Por ello, la actitud moral del narrador de este breviario se corresponde más bien con la del Waldgänger de Jünger, alguien que se oculta en la oscuridad del bosque para rebelarse contra las órdenes del mundo administrado. Hay que recordar, de todos modos, que el emboscado no es el beatus ille del mito horaciano sino un desterrado que puede habitar en cualquier lugar, también en las ciudades. El personaje de Martínez Climent vive en la provincia castellana pero está conectado a internet, consume noticias como cualquier ciudadano, consciente de que su sabotaje no tiene nada que ver con la inhibición monástica. La radicalidad de su emboscamiento se manifiesta de un modo irreductible para las categorías públicas hoy vigentes. Él, por ejemplo, es ecólogo pero abomina de la tiranía ecologista:

“Pese a nuestra calidad de ecólogos, vivimos un tanto alejados de las consideraciones deterministas o sentimentales sobre la vida animal; nos hemos servido de la ciencia para un descripción parcial de las condiciones objetivas que exige su mera supervivencia, lo que de por sí constituye un tesoro; sólo que fauna y flora nos demandan algo más que la simple custodia de su existencia o la constatación de su funcionalidad, algo más hondo que el franciscanismo o que el empleo de los animales como narcóticos, como estimulantes de la autocompasión, como mascotas”.

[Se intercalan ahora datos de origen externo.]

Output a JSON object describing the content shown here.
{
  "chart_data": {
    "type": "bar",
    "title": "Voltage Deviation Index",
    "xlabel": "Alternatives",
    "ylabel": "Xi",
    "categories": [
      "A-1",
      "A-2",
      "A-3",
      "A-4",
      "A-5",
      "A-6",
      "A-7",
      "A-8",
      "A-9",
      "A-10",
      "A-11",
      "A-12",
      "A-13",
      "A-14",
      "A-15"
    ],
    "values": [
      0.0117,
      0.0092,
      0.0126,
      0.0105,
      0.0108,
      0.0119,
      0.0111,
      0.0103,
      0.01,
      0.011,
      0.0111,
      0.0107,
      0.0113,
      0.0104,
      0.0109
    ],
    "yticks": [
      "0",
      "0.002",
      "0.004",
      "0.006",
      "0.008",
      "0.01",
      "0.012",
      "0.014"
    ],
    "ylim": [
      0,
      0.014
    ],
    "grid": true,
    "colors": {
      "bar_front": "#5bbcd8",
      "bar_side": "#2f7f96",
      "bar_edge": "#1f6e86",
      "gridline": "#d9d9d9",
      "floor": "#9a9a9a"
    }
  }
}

Martínez Climent sabe que la naturaleza es algo mucho más serio que la versión edulcorada que está generando la cultura de nuestros días. En sus reflexiones a veces parece resonar aquel pecio de Ferlosio: “Naturaleza y civilización... Pero, decidme: ¿qué es más naturaleza: un león persiguiendo a un antílope en el Parque Nacional de Tanganika o un gato persiguiendo a una rata bajo la luz de los faroles junto a la interminable pared del matadero?”

Lionel Trilling ya advirtió hace demasiado tiempo que la imaginación del cómodo mundo liberal se había ido dulcificando hasta la inanidad. El reaccionario Faulkner tenía ideas mucho más verdaderas acerca de nuestra condición que los novelistas que se dedicaban a celebrar los nuevos mitos de la democracia. Ahora la sensibilidad política se ha adiestrado, por parte de la moral de Estado, en una cursilería que está resultando atroz por cuanto contribuye a desvirtuar tanto la naturaleza humana como la animal. Por eso reconforta escuchar al personaje de Martínez Climent decirse a sí mismo, en una tienda del pueblo, cosas como esta: “El silencio en las carnicerías nos remite a la muerte por una vía tan antigua que casi la hemos olvidado”.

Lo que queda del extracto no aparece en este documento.